What do you think? Do you like to read up and plan before travel or just go?  I have to admit, now that time is more of a premium, I do read up and research a bit now to make the most of my experience, but no strict plans, I like flow, and to be flexible to new openings.  To wander and leave open chances for coincidence to occur.  Often I am so wrapped up in the busy-ness of life I feel that I am missing the flow.

1 comment:

  1. " happy like a puppy, wagging tail and all friendly" This encapsulates my boyfriend exactly. It's his approach to life and I realize I have a true gem by my side teaching me simplicity, acceptance and happiness.

    I like to read a little before I go, but in a non-commited way. I did read Alan's blog on Ashtanga and life in Mysore. http://www.alanlittle.org/yoga/mysorediary.html

    Now I feel nostalgic about those days where you could just arrive and that was ok.

    I did just that, perhaps in the last few months when that was possible. My plane touched down in Chennai, I had NO idea how I was going to get to Mysore except I did see a rail line on a map, so I igured: if there's a train then I'll just get on it. NOTHING is as easy as one might think and it was very interesting how incredibly difficult buying a train ticket can be and how many windows and offices I had to go to, and stairs needed climbing with a phenomenal amount of luggage. Traveling light?
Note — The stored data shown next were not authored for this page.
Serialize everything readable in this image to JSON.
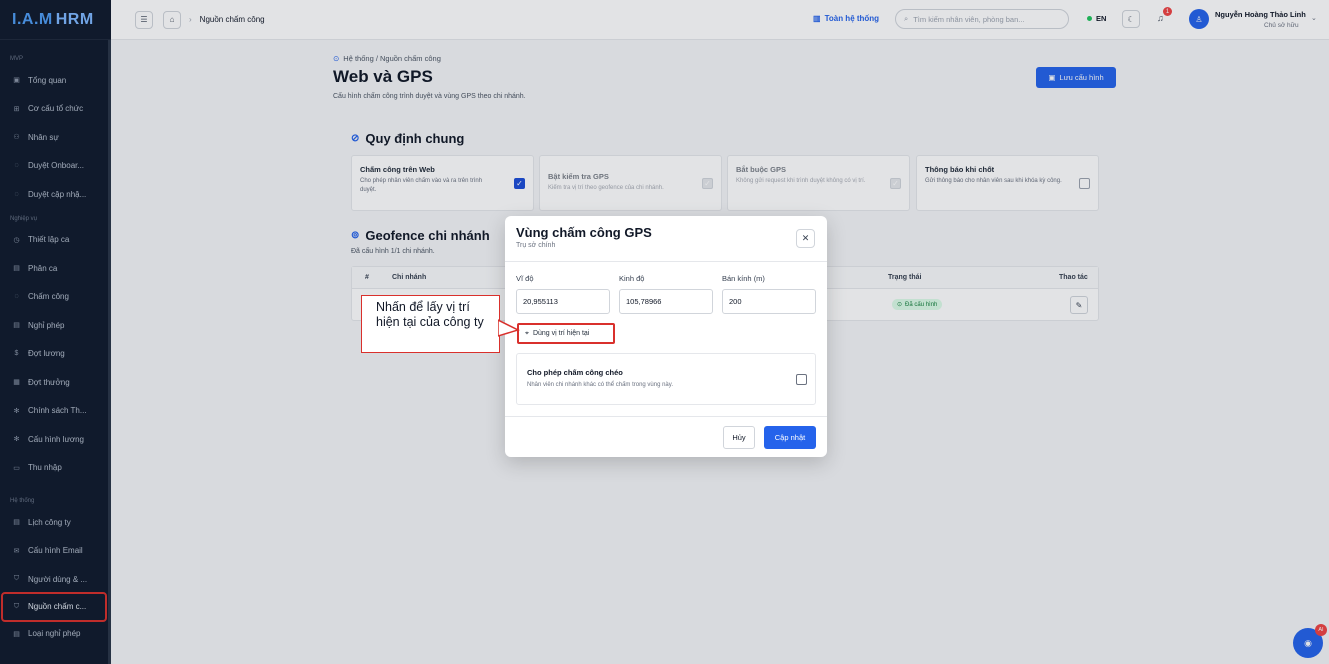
{
  "app": {
    "logo_part1": "I.A.M",
    "logo_part2": "HRM"
  },
  "sidebar": {
    "sections": [
      {
        "label": "MVP",
        "items": [
          {
            "label": "Tổng quan",
            "icon": "dashboard-icon"
          },
          {
            "label": "Cơ cấu tổ chức",
            "icon": "org-icon"
          },
          {
            "label": "Nhân sự",
            "icon": "users-icon"
          },
          {
            "label": "Duyệt Onboar...",
            "icon": "check-circle-icon"
          },
          {
            "label": "Duyệt cập nhậ...",
            "icon": "check-circle-icon"
          }
        ]
      },
      {
        "label": "Nghiệp vụ",
        "items": [
          {
            "label": "Thiết lập ca",
            "icon": "clock-icon"
          },
          {
            "label": "Phân ca",
            "icon": "calendar-icon"
          },
          {
            "label": "Chấm công",
            "icon": "check-circle-icon"
          },
          {
            "label": "Nghỉ phép",
            "icon": "calendar-icon"
          },
          {
            "label": "Đợt lương",
            "icon": "dollar-icon"
          },
          {
            "label": "Đợt thưởng",
            "icon": "gift-icon"
          },
          {
            "label": "Chính sách Th...",
            "icon": "settings-icon"
          },
          {
            "label": "Cấu hình lương",
            "icon": "settings-icon"
          },
          {
            "label": "Thu nhập",
            "icon": "wallet-icon"
          }
        ]
      },
      {
        "label": "Hệ thống",
        "items": [
          {
            "label": "Lịch công ty",
            "icon": "calendar-icon"
          },
          {
            "label": "Cấu hình Email",
            "icon": "mail-icon"
          },
          {
            "label": "Người dùng & ...",
            "icon": "shield-icon"
          },
          {
            "label": "Nguồn chấm c...",
            "icon": "shield-check-icon",
            "active": true
          },
          {
            "label": "Loại nghỉ phép",
            "icon": "calendar-icon"
          }
        ]
      }
    ]
  },
  "topbar": {
    "breadcrumb": "Nguồn chấm công",
    "system_link": "Toàn hệ thống",
    "search_placeholder": "Tìm kiếm nhân viên, phòng ban...",
    "language": "EN",
    "notification_count": "1",
    "user_name": "Nguyễn Hoàng Thảo Linh",
    "user_role": "Chủ sở hữu"
  },
  "page": {
    "breadcrumb": "Hệ thống / Nguồn chấm công",
    "title": "Web và GPS",
    "subtitle": "Cấu hình chấm công trình duyệt và vùng GPS theo chi nhánh.",
    "save_label": "Lưu cấu hình"
  },
  "general_rules": {
    "title": "Quy định chung",
    "cards": [
      {
        "title": "Chấm công trên Web",
        "desc": "Cho phép nhân viên chấm vào và ra trên trình duyệt.",
        "checked": true
      },
      {
        "title": "Bật kiểm tra GPS",
        "desc": "Kiểm tra vị trí theo geofence của chi nhánh.",
        "checked": true,
        "disabled": true
      },
      {
        "title": "Bắt buộc GPS",
        "desc": "Không gửi request khi trình duyệt không có vị trí.",
        "checked": true,
        "disabled": true
      },
      {
        "title": "Thông báo khi chốt",
        "desc": "Gửi thông báo cho nhân viên sau khi khóa kỳ công.",
        "checked": false
      }
    ]
  },
  "geofence": {
    "title": "Geofence chi nhánh",
    "subtitle": "Đã cấu hình 1/1 chi nhánh.",
    "columns": [
      "#",
      "Chi nhánh",
      "Trạng thái",
      "Thao tác"
    ],
    "rows": [
      {
        "status": "Đã cấu hình"
      }
    ]
  },
  "modal": {
    "title": "Vùng chấm công GPS",
    "subtitle": "Trụ sở chính",
    "lat_label": "Vĩ độ",
    "lat_value": "20,955113",
    "lng_label": "Kinh độ",
    "lng_value": "105,78966",
    "radius_label": "Bán kính (m)",
    "radius_value": "200",
    "use_location_label": "Dùng vị trí hiện tại",
    "cross_title": "Cho phép chấm công chéo",
    "cross_desc": "Nhân viên chi nhánh khác có thể chấm trong vùng này.",
    "cancel_label": "Hủy",
    "update_label": "Cập nhật"
  },
  "callout": {
    "text": "Nhấn để lấy vị trí hiện tại của công ty"
  },
  "ai": {
    "badge": "AI"
  },
  "colors": {
    "primary": "#2563eb",
    "sidebar_bg": "#101b2d",
    "highlight": "#d9302c",
    "success": "#15803d"
  }
}
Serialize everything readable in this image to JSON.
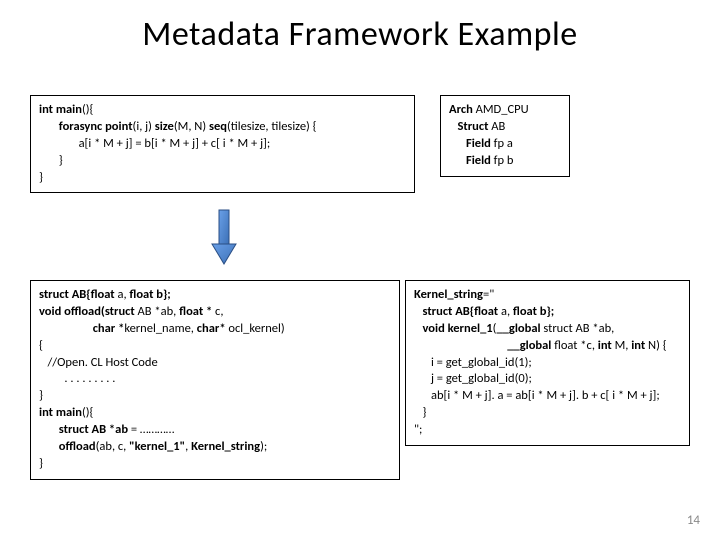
{
  "title": "Metadata Framework Example",
  "code_main": "int main(){\n       forasync point(i, j) size(M, N) seq(tilesize, tilesize) {\n              a[i * M + j] = b[i * M + j] + c[ i * M + j];\n       }\n}",
  "code_arch": "Arch AMD_CPU\n   Struct AB\n      Field fp a\n      Field fp b",
  "code_host": "struct AB{float a, float b};\nvoid offload(struct AB *ab, float * c,\n                   char *kernel_name, char* ocl_kernel)\n{\n   //Open. CL Host Code\n         . . . . . . . . .\n}\nint main(){\n       struct AB *ab = …………\n       offload(ab, c, \"kernel_1\", Kernel_string);\n}",
  "code_kernel": "Kernel_string=\"\n   struct AB{float a, float b};\n   void kernel_1(__global struct AB *ab,\n                                 __global float *c, int M, int N) {\n      i = get_global_id(1);\n      j = get_global_id(0);\n      ab[i * M + j]. a = ab[i * M + j]. b + c[ i * M + j];\n   }\n\";",
  "page_number": "14"
}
Not me.. It was like moving a mountain each time I had to go to another window, and they sent me back and forth and my did I need the toilet...

    Eventually I got my ticket (just as I thought perhaps I should book into a hotel and try with an emptier bladder and lighter load). I sat among a crowd of people who found me blowing my nose incredibly fascinating. I have never been watched so intently, for 3 hours. If the cow really stood among the crowd I can not say with certainty now, but I think it did.
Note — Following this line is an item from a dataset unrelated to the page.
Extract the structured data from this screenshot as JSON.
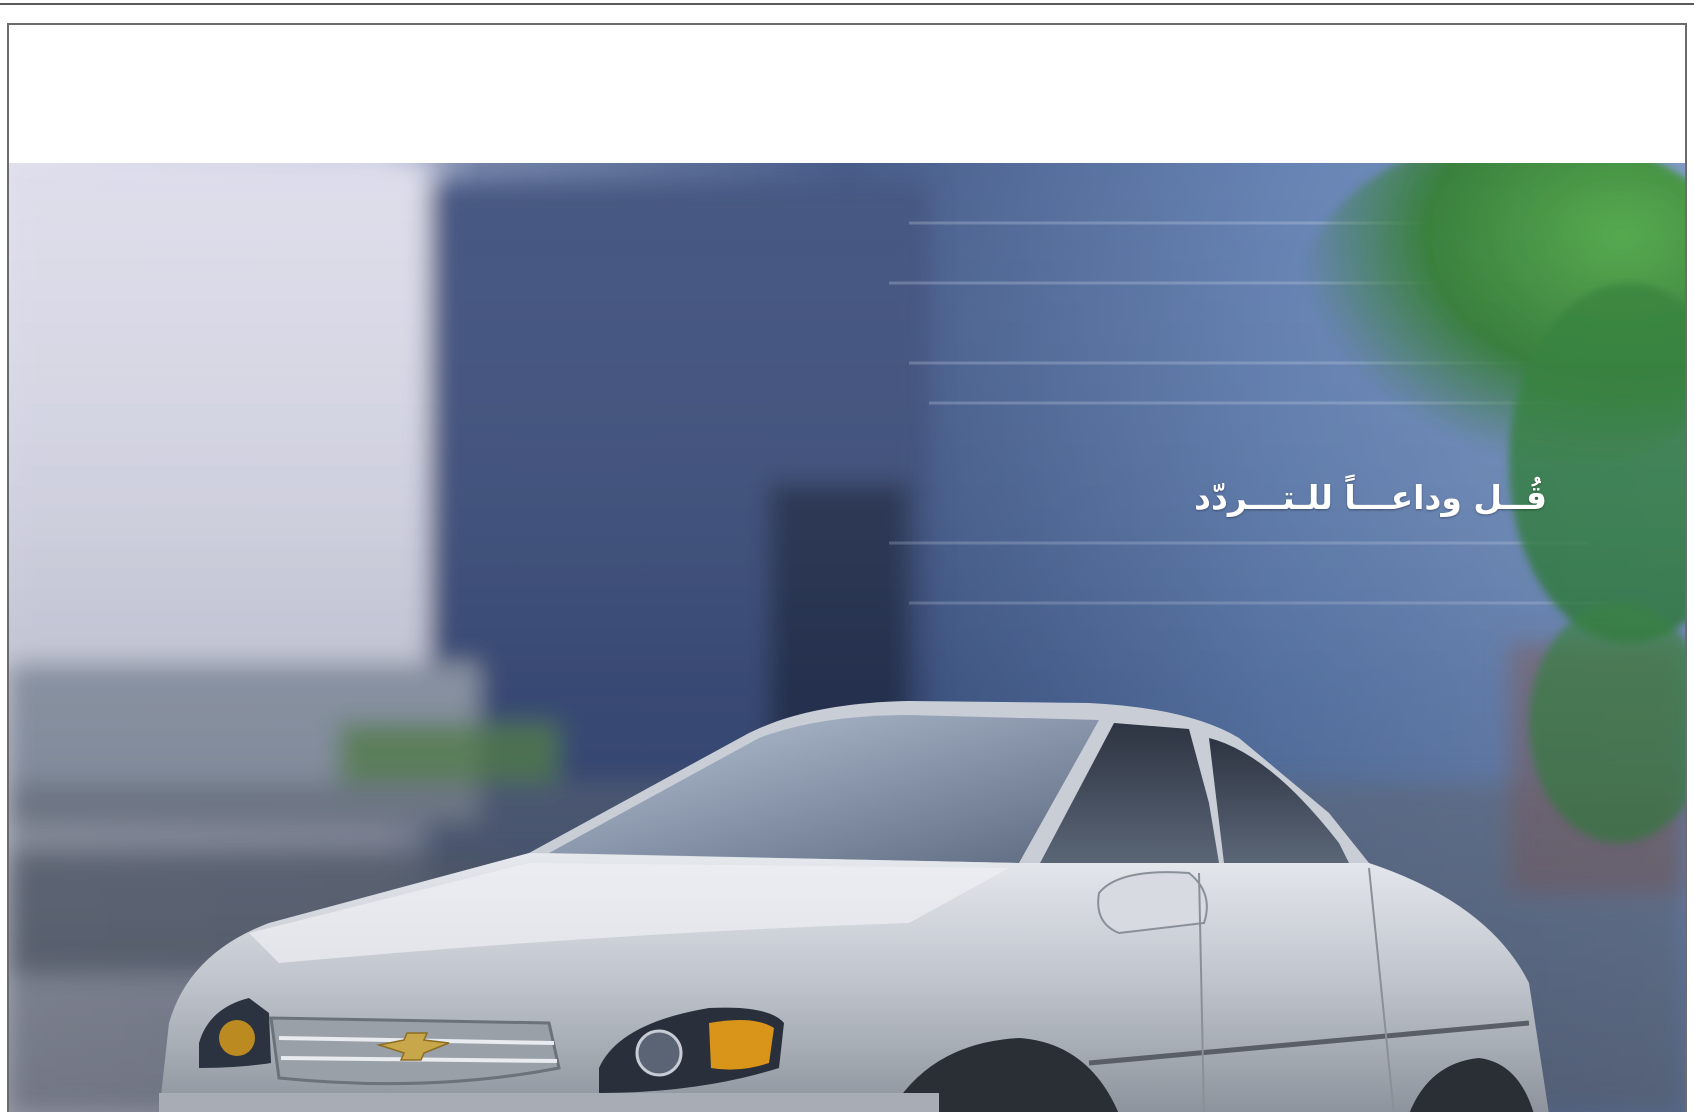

    As soon as I found my spot on the train a second or 3rd tier bunk, inches from the ceiling I had just about enough time to marvel at the 'air conditioning system' (a flock of metal ventilators attached at all angles to the ceiling) before falling into a very deep slumber.

    When I woke we were barely 2 hours from arriving in Mysore. I still had all my luggage which I had chained with the cheapest little lock to something and then fell asleep on top of it. The view outside disappointed me, so many plastic bags.. how could that be? The scent of Mysore Train station met me unprepared. I got out of there as fast as I could.

    Then a rickshaw, to Gokulam. With no idea whatsoever if we were driving in circles or going straight there. In retrospect I now know the rickshaw driver was super helpful and drove the most direct route. He drove me up and down streets and I was tired and weary. And eventually I was dropped at Tina's breakfast place. About which I had read in the not so high brow 'Yoga School Dropout'. It didn't take 6 hours and I had been taken under the wings by Agnius, who passed on his scooter, introduced me to Shiva, who arranged a place for me for less than I expected to pay.

    In the afternoon I went to the shala, told Sharath that I spoke to Guruji on the phone and he had said "you come" and that was that.

    By the end of the first day I had friends, a bed and was enrolled at the shala.

    Overall I like to have a rough idea, but I do like to arrive and just trust that everything will be just right. I frequently show up in cities and countries without the faintest idea where I will sleep. I like it that way, but one does need to be prepared to be very tired, too. I once arrived in London and just trusted the world. It was 4am before someone took me in. On reflection THAT was not the very best idea..

    But it worked fine and well in Morocco, Thailand, Spain, Cambodia and India.